La sottomissione colpisce i bambini. Ora la Chiesa parli
Giovanni Sallusti · 5 Maggio 2025
Cari ascoltatori, siamo arrivati alla sottomissione infantile, nel silenzio tombale dei laici ma anche dei cattolici, un silenzio profano ma anche sacro. Il quotidiano Libero ha pubblicato per primo una fotografia che ritrae i bambini di un asilo in visita nel centro islamico di Susegana, nel trevigiano, mentre pregano alla maniera islamica, inginocchiati verso la Mecca, guidati dall’imam locale. L’asilo parrocchiale Santa Maria delle Vittorie di Ponte di Priula, Comune di 5mila anime, aveva organizzato questa visita nel nome del multiculturalismo e del dialogo interreligioso. È un asilo paritario cattolico, eppure quell’immagine non può non essere definita di “sottomissione”, perché illustra esattamente il senso dell’opera di Michel Houllebecq. E questa ipocrisia va snidata.
Se un istituto scolastico, in questo caso di orientamento cattolico, prevede una visita in un centro islamico nel nome del dialogo e della conoscenza reciproca, siamo all’abc della convivenza civile. Ma è ben diverso far pregare dei bambini secondo il rito islamico, con la guida di un imam, e quindi facendo non dialogo, ma proselitismo sui bambini della nostra comunità, qualunque siano l’etnia e la confessione. Non è conoscenza reciproca, è indottrinamento religioso.

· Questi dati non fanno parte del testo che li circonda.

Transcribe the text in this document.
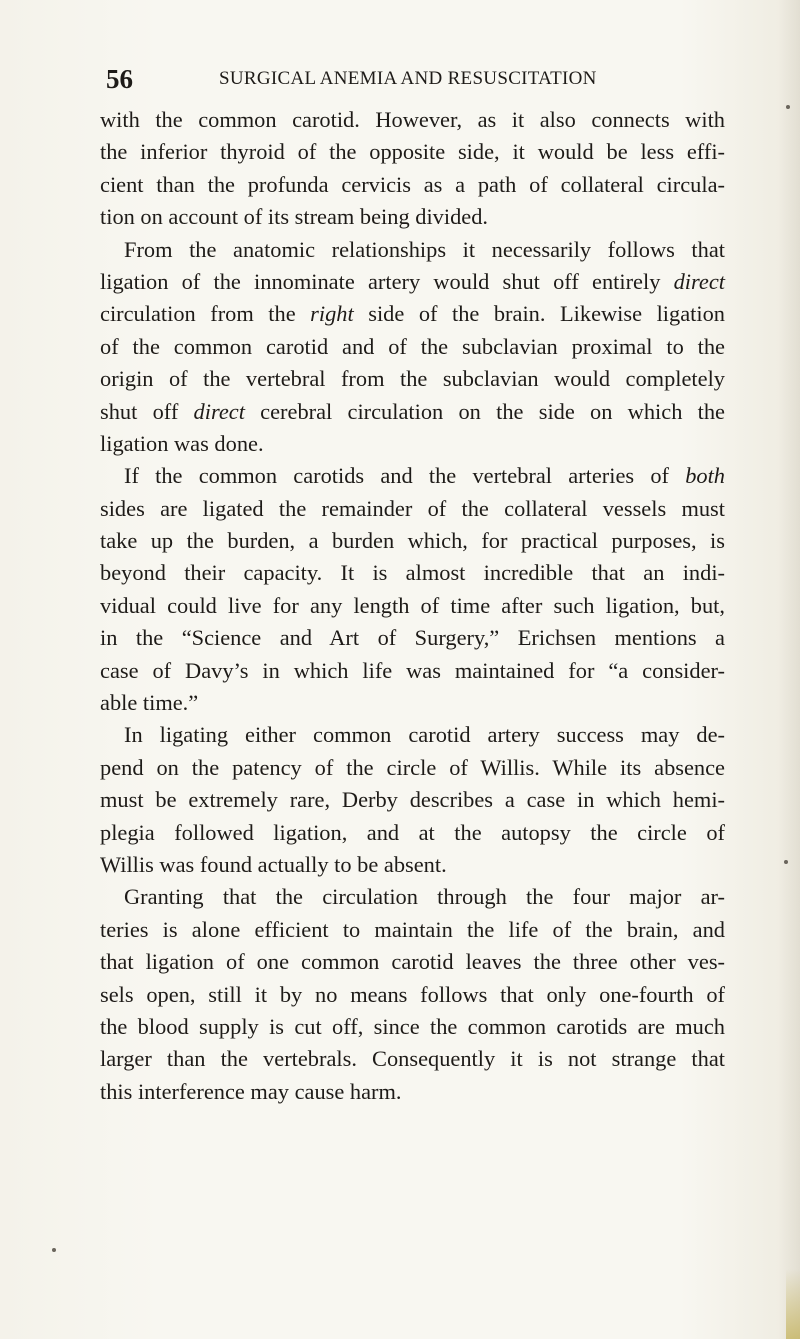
56	SURGICAL ANEMIA AND RESUSCITATION
with the common carotid. However, as it also connects with
the inferior thyroid of the opposite side, it would be less effi-
cient than the profunda cervicis as a path of collateral circula-
tion on account of its stream being divided.
From the anatomic relationships it necessarily follows that
ligation of the innominate artery would shut off entirely direct
circulation from the right side of the brain. Likewise ligation
of the common carotid and of the subclavian proximal to the
origin of the vertebral from the subclavian would completely
shut off direct cerebral circulation on the side on which the
ligation was done.
If the common carotids and the vertebral arteries of both
sides are ligated the remainder of the collateral vessels must
take up the burden, a burden which, for practical purposes, is
beyond their capacity. It is almost incredible that an indi-
vidual could live for any length of time after such ligation, but,
in the “Science and Art of Surgery,” Erichsen mentions a
case of Davy’s in which life was maintained for “a consider-
able time.”
In ligating either common carotid artery success may de-
pend on the patency of the circle of Willis. While its absence
must be extremely rare, Derby describes a case in which hemi-
plegia followed ligation, and at the autopsy the circle of
Willis was found actually to be absent.
Granting that the circulation through the four major ar-
teries is alone efficient to maintain the life of the brain, and
that ligation of one common carotid leaves the three other ves-
sels open, still it by no means follows that only one-fourth of
the blood supply is cut off, since the common carotids are much
larger than the vertebrals. Consequently it is not strange that
this interference may cause harm.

Vista con gli occhi di un papà italiano, europeo e occidentale, è inaccettabile. E sono inquietanti anche le dichiarazioni che la direttrice dell’Istituto Stefania Bazzo ha rilasciato al Corriere della Sera, rivendicando la “sensibilità della scuola, che è una scuola paritaria, parrocchiale a ispirazione cristiana, nei confronti della molteplicità culturale e religiosa”: cioè non solo dialogo, ma multiculturalismo.

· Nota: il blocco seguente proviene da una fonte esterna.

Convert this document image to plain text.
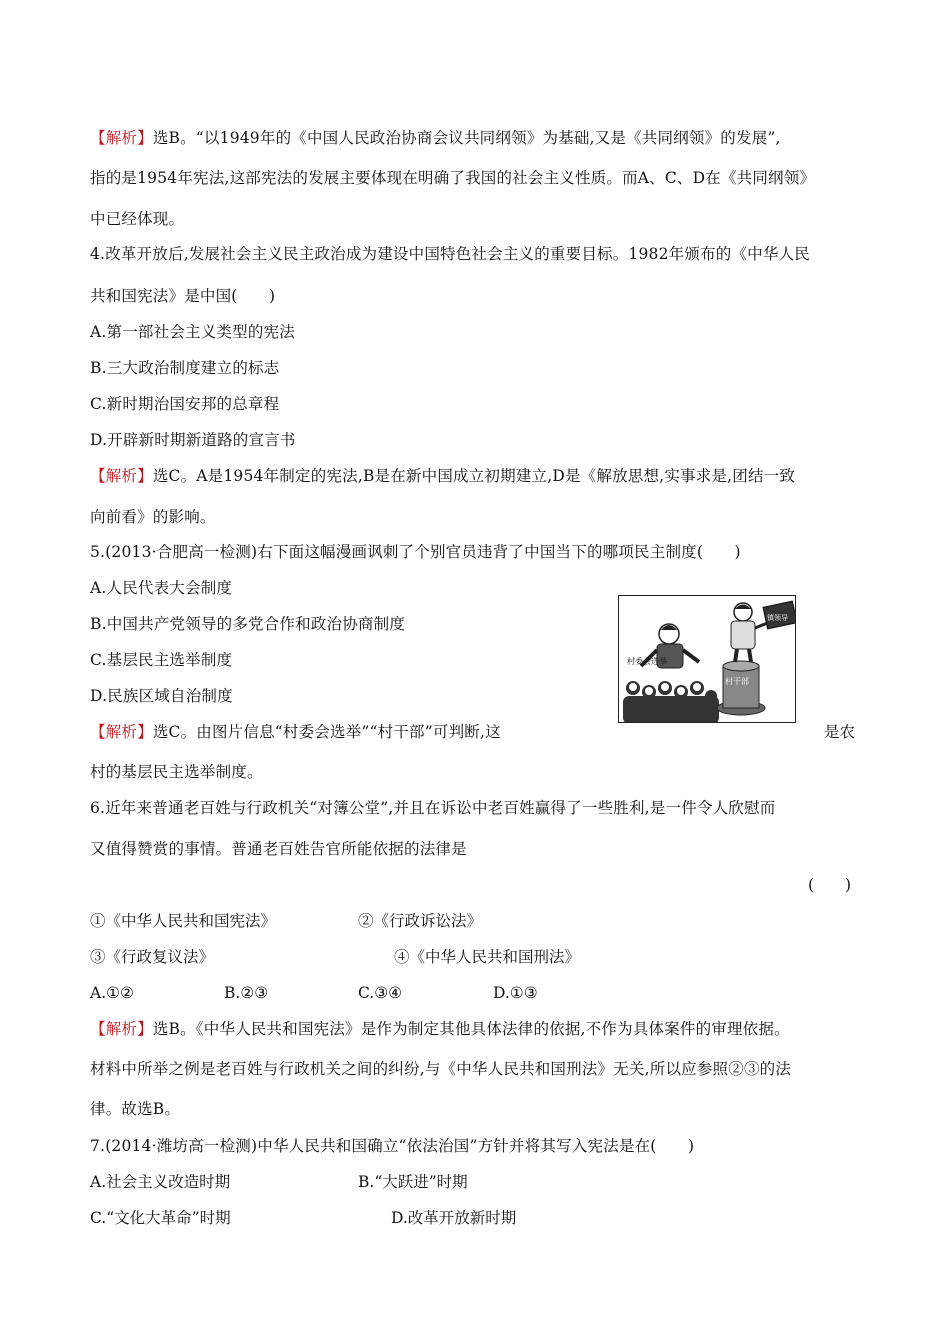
【解析】选B。“以1949年的《中国人民政治协商会议共同纲领》为基础,又是《共同纲领》的发展”,
指的是1954年宪法,这部宪法的发展主要体现在明确了我国的社会主义性质。而A、C、D在《共同纲领》
中已经体现。
4.改革开放后,发展社会主义民主政治成为建设中国特色社会主义的重要目标。1982年颁布的《中华人民
共和国宪法》是中国(　　)
A.第一部社会主义类型的宪法
B.三大政治制度建立的标志
C.新时期治国安邦的总章程
D.开辟新时期新道路的宣言书
【解析】选C。A是1954年制定的宪法,B是在新中国成立初期建立,D是《解放思想,实事求是,团结一致
向前看》的影响。
5.(2013·合肥高一检测)右下面这幅漫画讽刺了个别官员违背了中国当下的哪项民主制度(　　)
A.人民代表大会制度
B.中国共产党领导的多党合作和政治协商制度
C.基层民主选举制度
D.民族区域自治制度
村委会选举
村干部
镇领导
【解析】选C。由图片信息“村委会选举”“村干部”可判断,这	是农
村的基层民主选举制度。
6.近年来普通老百姓与行政机关“对簿公堂”,并且在诉讼中老百姓赢得了一些胜利,是一件令人欣慰而
又值得赞赏的事情。普通老百姓告官所能依据的法律是
(　　)
①《中华人民共和国宪法》	②《行政诉讼法》
③《行政复议法》	④《中华人民共和国刑法》
A.①②	B.②③	C.③④	D.①③
【解析】选B。《中华人民共和国宪法》是作为制定其他具体法律的依据,不作为具体案件的审理依据。
材料中所举之例是老百姓与行政机关之间的纠纷,与《中华人民共和国刑法》无关,所以应参照②③的法
律。故选B。
7.(2014·潍坊高一检测)中华人民共和国确立“依法治国”方针并将其写入宪法是在(　　)
A.社会主义改造时期	B.“大跃进”时期
C.“文化大革命”时期	D.改革开放新时期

Tutto questo si inserisce coerentemente nel percorso che ha segnato i dodici anni di pontificato di Papa Francesco, la questione del multiculturalismo, dell’inseguimento perenne al riconoscimento dell’altro anche in assenza di reciprocità, condizione che invece chiedeva Benedetto XVI per un dialogo interreligioso autentico e fecondo. Ricordiamo che Papa Francesco arrivò a redarguire i cattolici affinché non facessero proselitismo; e che durante il Sinodo sull’Amazzonia nel 2019, una delle principali operazioni di politica religiosa del suo pontificato, venne collocata nei giardini vaticani la statuetta raffigurante la Pachamama, la divinità incaica della madre terra. Il multiculturalismo inteso come edulcorazione dell’identità cristiana, nel nome di un dialogo tout court.

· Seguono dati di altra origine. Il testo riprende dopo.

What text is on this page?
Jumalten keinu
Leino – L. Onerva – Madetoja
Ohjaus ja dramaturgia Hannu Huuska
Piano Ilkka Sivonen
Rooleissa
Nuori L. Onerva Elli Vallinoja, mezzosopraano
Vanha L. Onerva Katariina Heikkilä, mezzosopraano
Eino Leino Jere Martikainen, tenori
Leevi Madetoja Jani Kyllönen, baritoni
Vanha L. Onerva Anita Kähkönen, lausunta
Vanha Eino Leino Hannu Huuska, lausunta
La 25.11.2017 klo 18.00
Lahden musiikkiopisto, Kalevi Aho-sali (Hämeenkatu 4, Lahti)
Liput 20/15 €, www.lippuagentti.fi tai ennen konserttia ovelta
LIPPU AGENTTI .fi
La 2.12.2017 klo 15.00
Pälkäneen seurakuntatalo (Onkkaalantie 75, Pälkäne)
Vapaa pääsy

Quest’ottica perde di vista una questione non indifferente, che è spesso ricordata da Maghdi Cristiano Allam: nella preghiera che i musulmani recitano cinque volte al giorno diretti verso la Mecca, vengono dette le seguenti parole: “Credo che non c’è altro Dio al di fuori di Allah, che Maometto è il suo inviato; concedici la retta via, non la via di coloro nei cui confronti sei adirato, né la via di coloro che hanno negato”. I principali teologi islamici, spiega Allam, concordano sul fatto che le perifrasi, “coloro nei cui confronti sei adirato, coloro che ti hanno negato”, sono riferite agli ebrei e ai cristiani, le altre due grandi religioni monoteiste. Quindi, quei bambini del trevigiano sono stati portati a pregare in un luogo dove i musulmani condannano cinque volte al giorno gli ebrei e i cristiani: un fatto che cozza sia con il multiculturalismo sia con il dialogo.
Per questo crediamo auspicabile che dal Conclave esca un Pontefice che faccia del messaggio, dell’identità e della cultura cristiani la nuova stella polare della Chiesa post-Bergoglio. Ci serve un Papa che parli del Dio cristiano, che non è edulcorabile né interscambiabile, perché ci sono delle differenze di messaggio alla radice, quelle su cui insistette Benedetto XVI nel discorso di Ratisbona. Altrimenti, a furia di edulcorare e inseguire l’altro, finiremo con il perdere noi stessi, e perfino ad applaudire la sottomissione dei nostri figli.